Directed by Thomas Vinterberg & starring Mads Mikkelsen, who also won the Best Actor Award for this film at Cannes Film Festival last year, The Hunt is a provocative study of our ever judgmental society which is always ready to believe anything that gives them a chance to persecute someone without either verifying the accusation or even caring about how affecting & damaging it could be for the person who is actually blameless but ends up suffering the wrath of a mob mentality, nonetheless. Without showing any of its characters in a bad light, The Hunt is a brilliantly painted portrait of how prejudice can turn even the most decent people into a mindless mob.
The Hunt, also known as Jagten, is set around Christmas in a small Danish town housing a small, well-knit community of decent people and tells the story of Lucas, a kindergarten schoolteacher in his early forties, who is greatly admired by his peers, immensely loved by his schoolchildren, and is friendly with everyone in town. Rebuilding his life from the scratch after his recent divorce while also struggling with the custody of his son, Lucas’ life slowly starts to get better when he finds love again & receives good news from his son, but his new-found happiness soon takes a turn for the worse when an innocent little lie spreads like wildfire throughout the town and does an irreversible damage to his life, dignity & relationships.

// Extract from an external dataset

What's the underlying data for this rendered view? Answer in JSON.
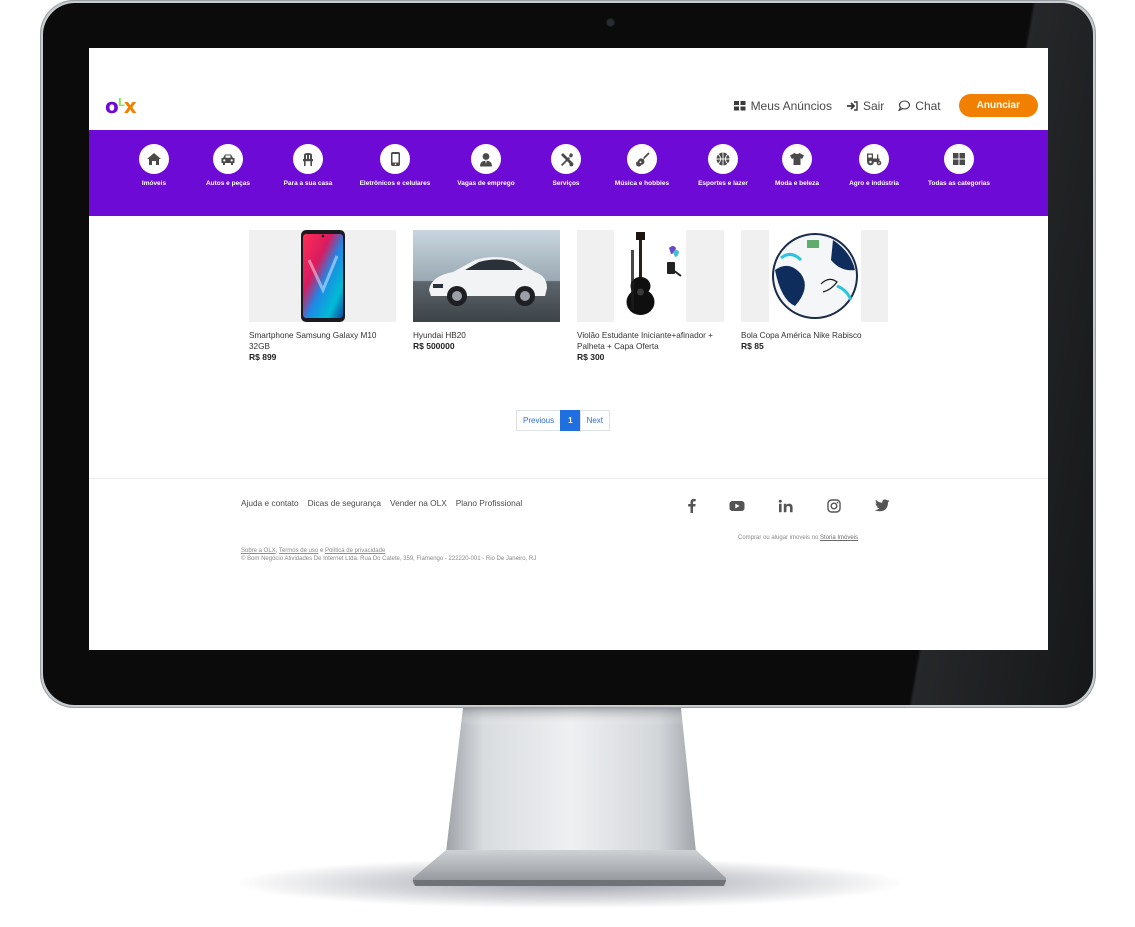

Although there have been many films that have dealt with the subject matter of an innocent person wrongly accused of a serious crime, what separates The Hunt from other films is that director Thomas Vinterberg isn’t interested in showing how Lucas builds his strong defence, as the audience is already aware that he is not guilty, but instead puts greater emphasis on how he deals with the isolation & hostility that comes from his community after the false accusation. The writing is very skilfully done too as the film makes silence narrate the story as much as the words. Cinematography adds a layer of depth & vividness to the entire film and in spite of the film dealing with a grisly subject, its atmosphere has an immense sense of calmness to it. Editing paces the film in one gear throughout its runtime which only makes the entire experience much more streamlined. And music plays its part without disturbing a single content of the film.
Mads Mikkelsen is one of the very talented actors working in the film industry today and you might remember him as Le Chiffre in Casino Royale or as Dr. Hannibal Lecter on NBC’s TV show Hannibal. One of the best things about Mikkelsen is the ambiguity he brings to every single one of his characters and in this film, he delivers the finest performance of his short but admirable career, so far, and his Best Actor Award at Cannes was very well deserved as not only did he capture the true essence of Lucas’ plight but also kept his character so grounded that every viewer would be able to connect with his predicament if they put themselves in his shoes. Also bringing immaculate solidity to the acting department is Annika Wedderkopp as Klara, Lucas’ best friend’s daughter, who confuses an earlier event with another involving Lucas to construct a little lie against him without any idea of how profoundly destructive it will turn out to be. Other supporting performances also lift the whole film but it’s Mikkelsen who owns this film all the way.
The most powerful thing about The Hunt is that it puts up some very difficult questions in front of us and isn’t afraid to ask for an answer. It shows us that children are, indeed, capable of saying the stupidest things without any idea of what it can do to someone’s life and how society always believes their stories without even caring for any evidence, because in their eyes, children don’t lie. Many times we see Klara trying to contradict her earlier made-up story which the adults not only dismiss as her denial but even try to deconstruct it into something closer to what they want to hear & feed that modified version back to her. Reflecting on our society, Vinterberg shows that even the wisest people stop thinking wisely and waste no time in adopting the mindset of a mob against someone, just on the basis of a rumour. Also, the ending itself is a masterstroke which not only shows us that the damage done to Lucas’ life is simply irrevocable and that he will never be fully vindicated & has no choice but to live with it. Overall, The Hunt is an impressive, thought-provoking & potent cinema to come out from Denmark which maintains a strong grip on our emotions from start to finish, is scarier than your average horror flick and, in my opinion, is one of the strongest contenders for the Academy Award for Best Foreign Language Film, this year.